Après avoir passé plus de 160 appels et fait six heures de route pour dénicher une seule PS5, on a voulu donner la parole à ces revendeurs, pour qui mettre la main sur plusieurs consoles à la fois semble tellement facile.
C'était l’occasion parfaite de discuter de la rareté de la nouvelle PlayStation, mais aussi de tenter de comprendre ce qui les pousse à s’adonner à ce type de commerce si vertement critiqué par les joueurs.
«Si ces gens se donnaient la peine, ils auraient déjà leur console»

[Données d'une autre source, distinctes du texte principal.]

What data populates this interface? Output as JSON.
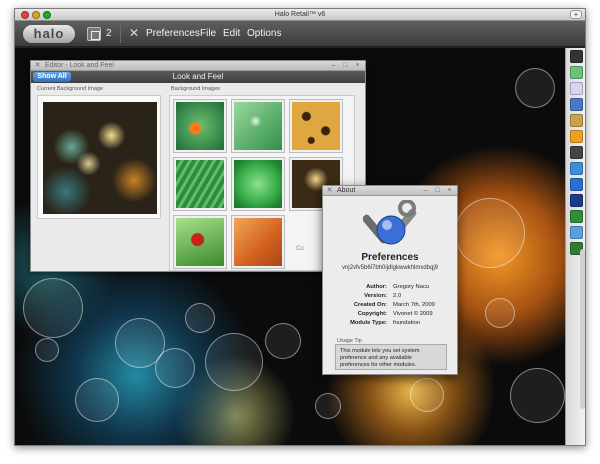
{
  "mac_window": {
    "title": "Halo Retail™ v6"
  },
  "menubar": {
    "logo": "halo",
    "window_count": "2",
    "items": [
      "Preferences",
      "File",
      "Edit",
      "Options"
    ]
  },
  "editor": {
    "title": "Editor - Look and Feel",
    "show_all": "Show All",
    "heading": "Look and Feel",
    "current_label": "Current Background Image",
    "grid_label": "Background Images",
    "partial_text": "Cu"
  },
  "about": {
    "title": "About",
    "app_name": "Preferences",
    "hash": "vnj2vfv5b6l7bh0ijdlgkwwkhlmxdbqj9",
    "fields": [
      {
        "key": "Author:",
        "value": "Gregory Nacu"
      },
      {
        "key": "Version:",
        "value": "2.0"
      },
      {
        "key": "Created On:",
        "value": "March 7th, 2009"
      },
      {
        "key": "Copyright:",
        "value": "Vivonet © 2009"
      },
      {
        "key": "Module Type:",
        "value": "foundation"
      }
    ],
    "usage_tip_label": "Usage Tip",
    "usage_tip": "This module lets you set system preference and any available preferences for other modules."
  }
}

«Je crois que c'est plus facile de critiquer que de s'intéresser à comment on peut en avoir une», lance d’emblée Simon*, qui tient boutique sur Kijiji et Facebook Marketplace, lorsque je lui demande ce qu’il pense des internautes qui dénoncent les nombreux revendeurs sur le Web.

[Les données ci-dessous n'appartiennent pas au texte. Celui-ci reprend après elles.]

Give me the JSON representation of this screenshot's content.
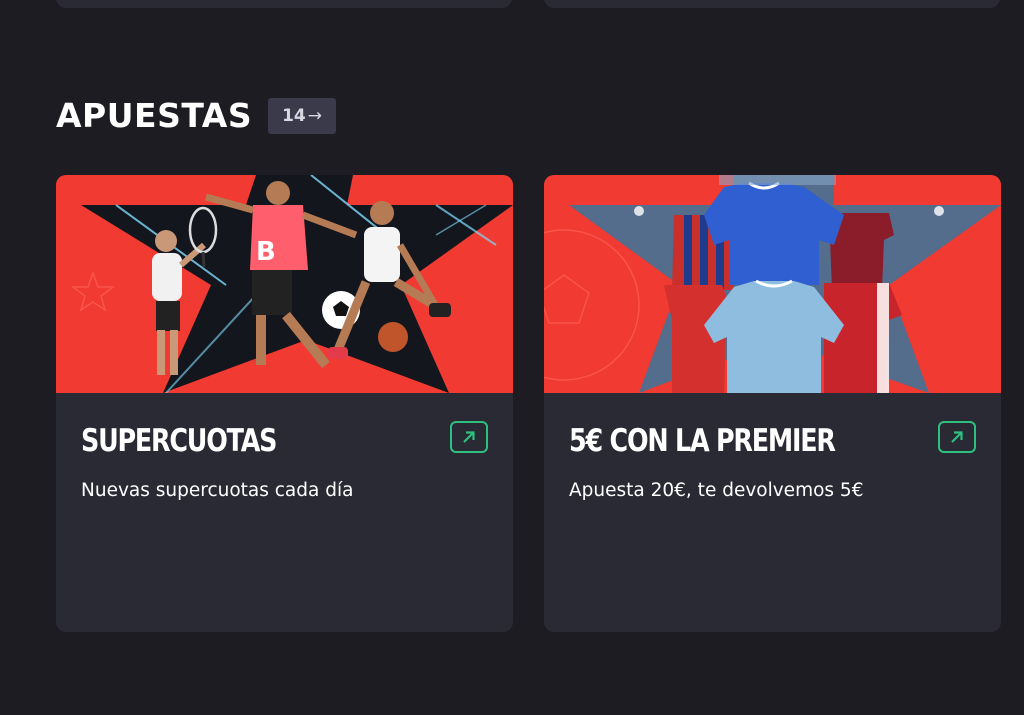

«Intéressez-vous au phénomène et vous allez découvrir comment en acheter une, poursuit-il. Honnêtement, même sans mon tracker, je serais capable d'en avoir une à chaque fois ou presque.»

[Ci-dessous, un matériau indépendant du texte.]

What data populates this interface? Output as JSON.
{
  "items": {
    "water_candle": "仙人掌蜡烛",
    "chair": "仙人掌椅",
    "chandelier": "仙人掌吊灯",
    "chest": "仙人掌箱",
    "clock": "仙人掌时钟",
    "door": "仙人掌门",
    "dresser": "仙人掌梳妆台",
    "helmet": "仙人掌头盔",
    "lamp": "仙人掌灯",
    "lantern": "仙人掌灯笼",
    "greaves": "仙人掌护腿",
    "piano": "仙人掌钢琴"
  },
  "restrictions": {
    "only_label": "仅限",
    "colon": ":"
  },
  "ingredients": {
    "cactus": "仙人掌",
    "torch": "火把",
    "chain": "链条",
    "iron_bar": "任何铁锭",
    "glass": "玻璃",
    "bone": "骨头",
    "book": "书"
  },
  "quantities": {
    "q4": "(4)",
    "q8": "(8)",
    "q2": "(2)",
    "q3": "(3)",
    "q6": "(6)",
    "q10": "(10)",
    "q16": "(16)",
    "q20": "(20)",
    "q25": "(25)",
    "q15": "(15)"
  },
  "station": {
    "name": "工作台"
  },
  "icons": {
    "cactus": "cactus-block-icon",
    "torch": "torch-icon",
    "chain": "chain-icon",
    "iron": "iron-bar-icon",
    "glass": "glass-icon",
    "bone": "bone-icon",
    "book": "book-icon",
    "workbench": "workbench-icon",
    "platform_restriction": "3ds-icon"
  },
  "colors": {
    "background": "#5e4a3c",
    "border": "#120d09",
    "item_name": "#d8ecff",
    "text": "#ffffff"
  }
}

Thomas*, qui écoule aussi ses PS5 sur la plateforme de vente de Facebook, abonde dans le même sens. Selon lui, les joueurs qui blâment les revendeurs pour les pénuries mettent leur énergie à la mauvaise place.
«Quand je me lève le matin, j’ai autant de chance que monsieur et madame Tout-le-Monde de trouver une console. Ce qui fait la différence, c’est le temps que j’y consacre, soutient-il. C’est facile de critiquer, mais si ces gens se donnaient la peine, ils auraient déjà leur console, au lieu de répandre leur négativisme sur les réseaux sociaux.»
Le revendeur de Trois-Rivières ne croit pas non plus contribuer outre mesure au phénomène de rareté de la console. À ses yeux, Sony est le principal responsable, alors que l’entreprise «n’arrive pas à fournir à la demande».
«[Les PS5] sont aussi rares pour moi que pour n’importe qui. La différence, c’est que je suis doué pour mettre la main sur les consoles», dit-il.
Thomas se voit donc offrir en quelque sorte un service à celles et ceux qui sont prêts à payer plus cher pour acquérir rapidement une PS5, puisqu’il fait «le sale travail à leur place».
«Moi, je vends des consoles à des gens qui mettent un prix sur le temps que je passe à courir les consoles à leur place. Pendant ce temps, ils peuvent travailler, et faire beaucoup plus d’argent que ce que je leur charge, relativise-t-il. Pour eux, payer plus cher pour avoir une console sans le moindre effort est un choix logique.»
«C’est comme un jeu»
D’un revendeur à l’autre, les techniques pour mettre la main sur les précieuses PS5 diffèrent.
Certains utilisent des trackers pour surveiller les stocks en ligne, mais achètent ensuite les consoles disponibles sur le Web «manuellement». D’autres se servent de bots pour décrocher automatiquement les nouvelles cargaisons sur des sites comme Amazon, où les mesures de sécurité seraient plus faciles à déjouer.
«C’est comme un jeu, mais au lieu de tuer les méchants, le but, c’est d’attraper [une PS5]. C’est ça qui est le fun. C’est sûr que c’est plate pour des gens qui aimeraient ça en avoir une, mais je dirais que les bons gamers, qui aiment gamer, ils vont jouer au jeu, justement, de se trouver une stratégie», image Sylvie, une revendeuse de la région de Montréal.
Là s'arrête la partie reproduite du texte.